When the UP Director-General of Police, OP Singh, was asked about the alarming rape graph, he vehemently denied it. He said that statistics showed an upward trend in these crimes up to 2017 but subsequently went down, during 2018-19.
Singh said over the phone, “Rape crime was on the rise up to 2017. There has been no escalation of rape crimes between 2018-19. On the contrary, they have gone down.” He did not quantify this with details of the number of rapes although his claims directly contradict what the chief minister has said in the Assembly on incidence of crimes against women. Instead, he felt that the anti-‘Romeo’ squads have proved useful in preventing crimes against women. People living in UP would not take this claim at face value.
Singh insists that rape and sexual assault are social pathologies that have to be dealt with not merely as crimes—that different methods are needed to tackle such crimes has been corroborated by sociologists and psychologists, he avers. These multi-pronged strategies would involve family, community, educational institutions and the criminal justice system as well.
Kanpur-based activist Vijay Chawla, however, believes serious crimes such as rape have accelerated because goondas have been given a “free run of the state”. Chawla feels that the caste colour of these crimes has also deepened. He believes that the social fabric of UP has changed vastly from when the Bahujan Samaj Party supremo Mayawati was in power. “Upper caste violence against dalit and women from other non-elite castes has grown tremendously,” he says.
One reason why dalit women are being targeted is to make members of the dalit community feel powerless and humiliated. The best way to combat this is to give children proper education but this woefully hard to find in schools. “The crime record trends show that 80% of rapes are directed against women who belong to the lower rungs of the traditional caste hierarchy,” he says. Unfortunately, no political party is working to mobilise the average man against this crime, he says.
Ranjana Kumari, director, Centre for Social Research, laments the decline of the women’s movement.

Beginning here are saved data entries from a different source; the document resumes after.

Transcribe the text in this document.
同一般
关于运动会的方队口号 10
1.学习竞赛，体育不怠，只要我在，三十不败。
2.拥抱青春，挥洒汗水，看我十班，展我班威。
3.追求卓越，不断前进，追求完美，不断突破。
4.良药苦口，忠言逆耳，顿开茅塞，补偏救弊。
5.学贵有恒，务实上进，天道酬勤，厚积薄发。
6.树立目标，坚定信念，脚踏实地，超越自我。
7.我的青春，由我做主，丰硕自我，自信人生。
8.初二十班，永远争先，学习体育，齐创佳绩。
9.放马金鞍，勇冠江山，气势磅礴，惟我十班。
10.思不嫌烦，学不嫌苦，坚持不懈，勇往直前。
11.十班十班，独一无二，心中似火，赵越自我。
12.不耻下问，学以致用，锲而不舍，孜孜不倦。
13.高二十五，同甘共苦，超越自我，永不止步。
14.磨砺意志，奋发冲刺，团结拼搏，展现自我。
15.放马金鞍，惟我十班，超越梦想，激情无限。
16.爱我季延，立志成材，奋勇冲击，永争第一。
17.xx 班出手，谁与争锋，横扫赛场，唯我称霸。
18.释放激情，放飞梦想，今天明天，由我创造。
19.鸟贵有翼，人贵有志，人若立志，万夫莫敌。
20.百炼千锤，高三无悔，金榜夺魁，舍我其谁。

Earlier the women’s movement raised issues that pressured governments to ensure a modicum of justice.
Kumari says, “Women’s institutions are silent about what is happening in UP. [Congress party general secretary] Priyanka Gandhi has tweeted in support of the girl student in Shahjahanpur but why are Congress leaders and workers in UP not raising this issue? Why is BJP Mahila Wing silent on atrocities against women and girl children. We are witnessing a conspiracy of silence from the prime minister down.”
Dr Pulkit Sharma, a psychologist and author who has worked with rape victims, believes that a part of the problem is in how boys are raised in Indian families, “feeling entitled” and therefore not conversant with the word “no” or the notion of consent. “This combines with the huge misconceptions they have about sexuality, especially female sexuality,” she says. Young boys and juveniles have often told her that they indulge in very violent sexual fantasies.

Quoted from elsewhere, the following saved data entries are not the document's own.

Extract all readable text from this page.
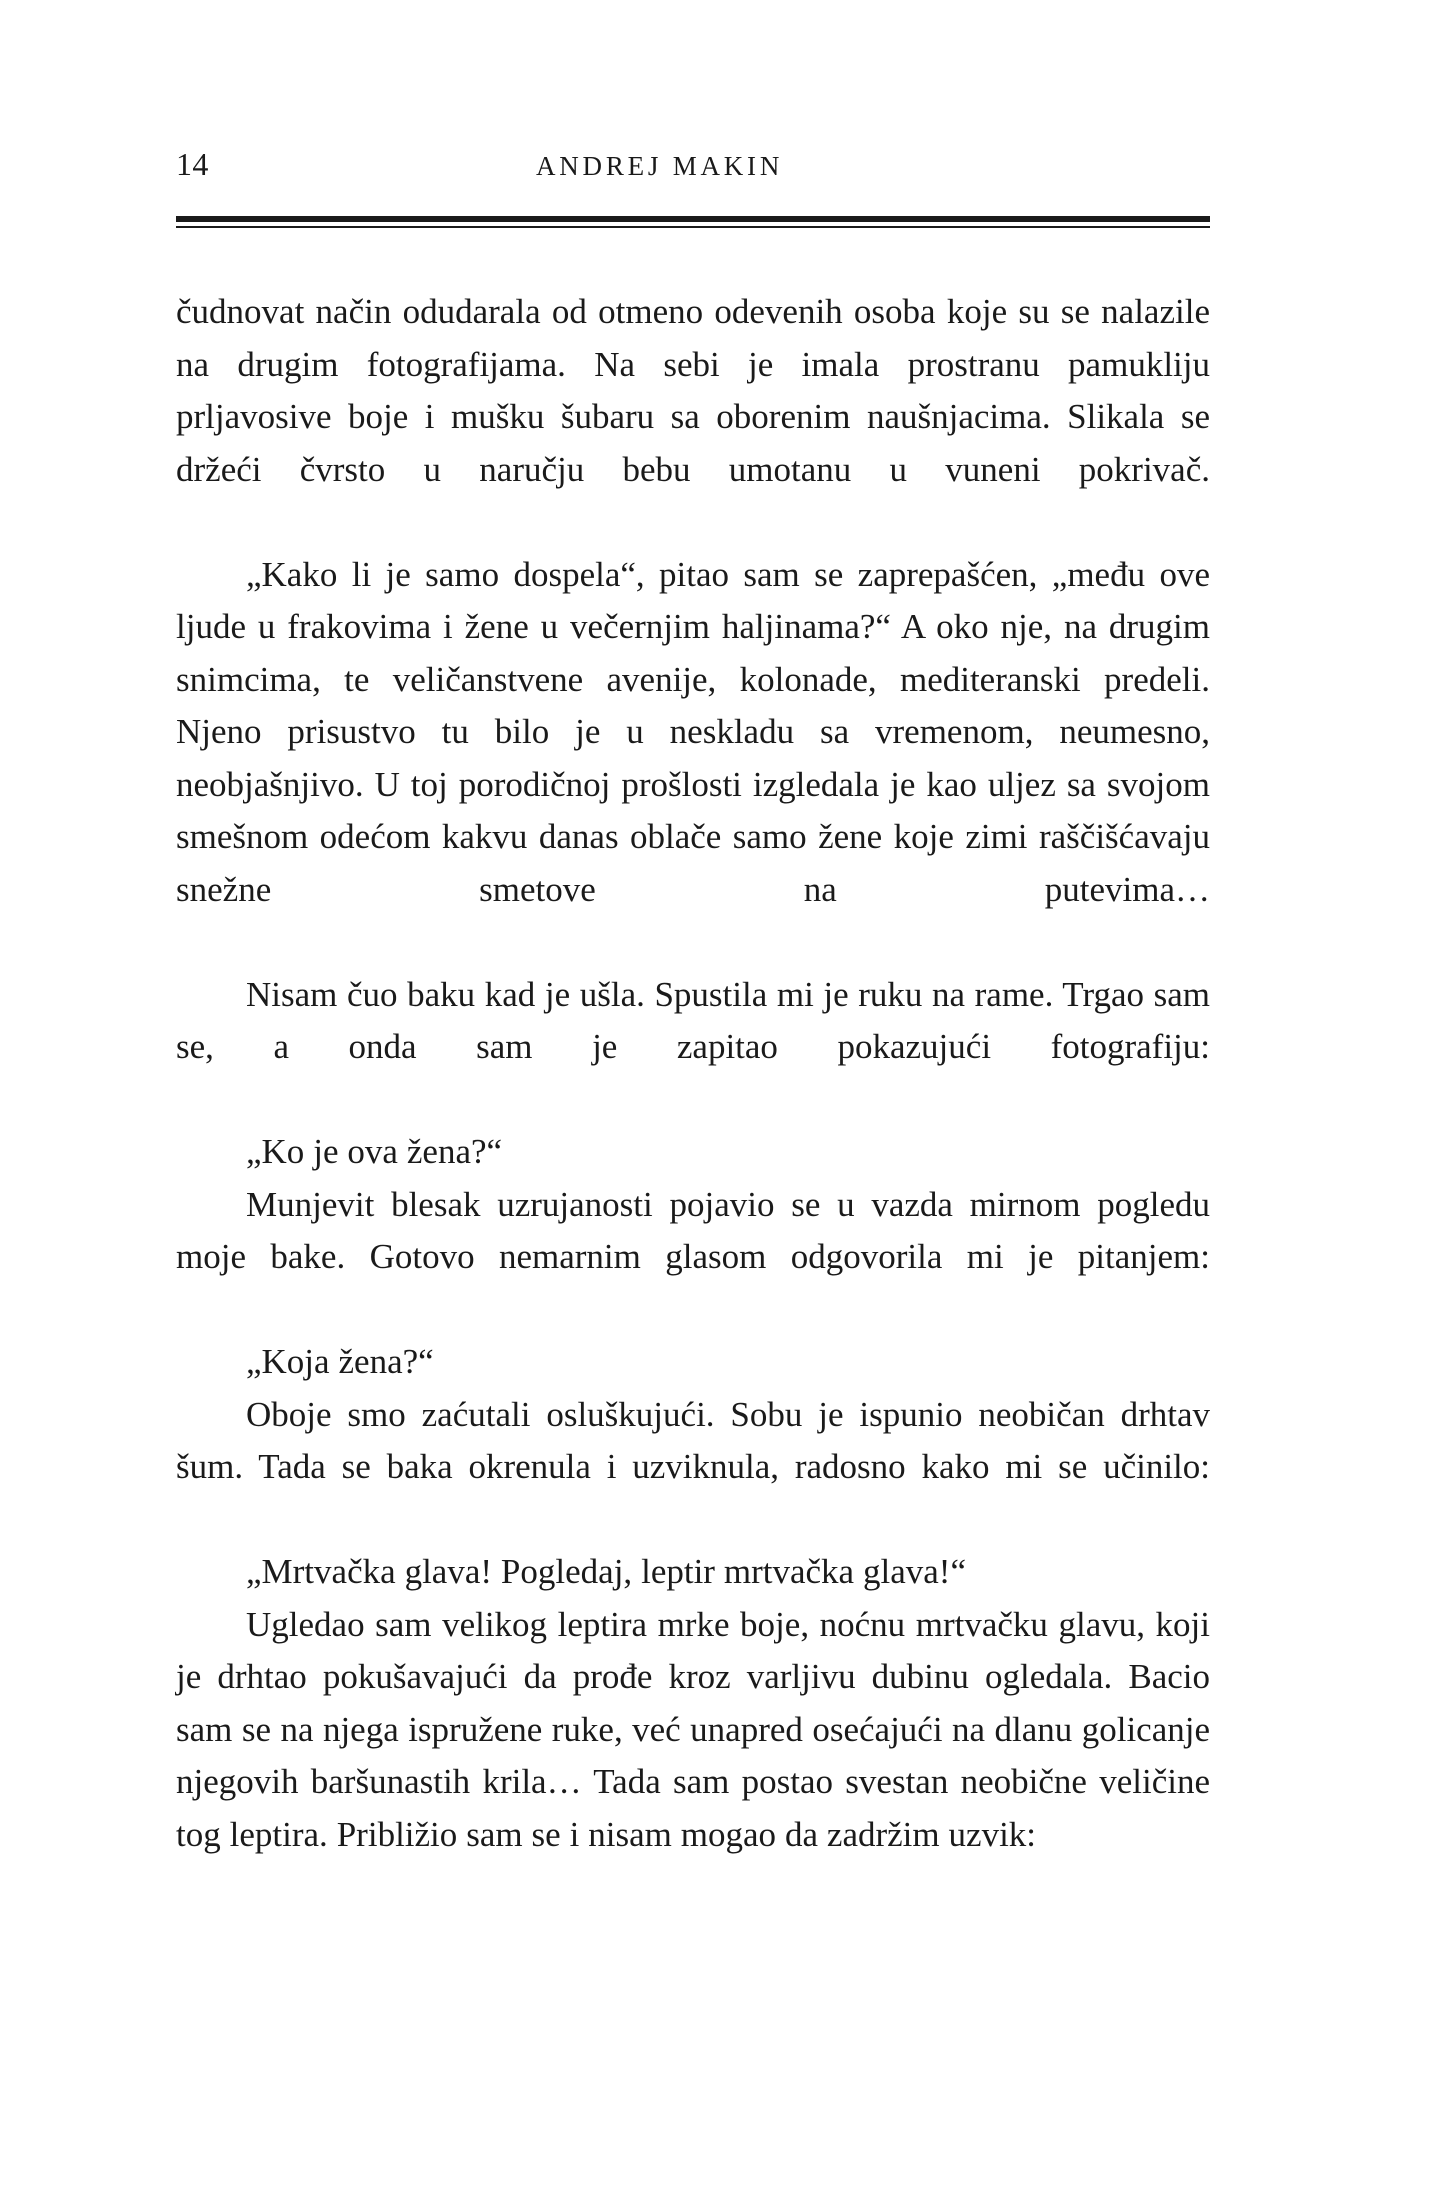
14	ANDREJ MAKIN

čudnovat način odudarala od otmeno odevenih osoba koje su se nalazile na drugim fotografijama. Na sebi je imala prostranu pamukliju prljavosive boje i mušku šubaru sa oborenim naušnjacima. Slikala se držeći čvrsto u naručju bebu umotanu u vuneni pokrivač.

„Kako li je samo dospela“, pitao sam se zaprepašćen, „među ove ljude u frakovima i žene u večernjim haljinama?“ A oko nje, na drugim snimcima, te veličanstvene avenije, kolonade, mediteranski predeli. Njeno prisustvo tu bilo je u neskladu sa vremenom, neumesno, neobjašnjivo. U toj porodičnoj prošlosti izgledala je kao uljez sa svojom smešnom odećom kakvu danas oblače samo žene koje zimi raščišćavaju snežne smetove na putevima…

Nisam čuo baku kad je ušla. Spustila mi je ruku na rame. Trgao sam se, a onda sam je zapitao pokazujući fotografiju:

„Ko je ova žena?“

Munjevit blesak uzrujanosti pojavio se u vazda mirnom pogledu moje bake. Gotovo nemarnim glasom odgovorila mi je pitanjem:

„Koja žena?“

Oboje smo zaćutali osluškujući. Sobu je ispunio neobičan drhtav šum. Tada se baka okrenula i uzviknula, radosno kako mi se učinilo:

„Mrtvačka glava! Pogledaj, leptir mrtvačka glava!“

Ugledao sam velikog leptira mrke boje, noćnu mrtvačku glavu, koji je drhtao pokušavajući da prođe kroz varljivu dubinu ogledala. Bacio sam se na njega ispružene ruke, već unapred osećajući na dlanu golicanje njegovih baršunastih krila… Tada sam postao svestan neobične veličine tog leptira. Približio sam se i nisam mogao da zadržim uzvik:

“Low tolerance levels and free access to pornography have hastened the crisis,” Sharma says.
In the Shahjahanpur case, the young woman was produced before the Supreme Court last Friday and has been ordered to stay in Delhi under police security. The Supreme Court has also requested the Allahabad High Court chief justice to constitute a bench to monitor the investigation in the two police cases lodged in this case.
The moot point is, will the girl receive justice or will her case also drag on as has happened in the case of the Unnao rape victim and thousands of other rape victims who continue to await justice for years on end?
Rashme Sehgal is a freelance journalist. Views are personal.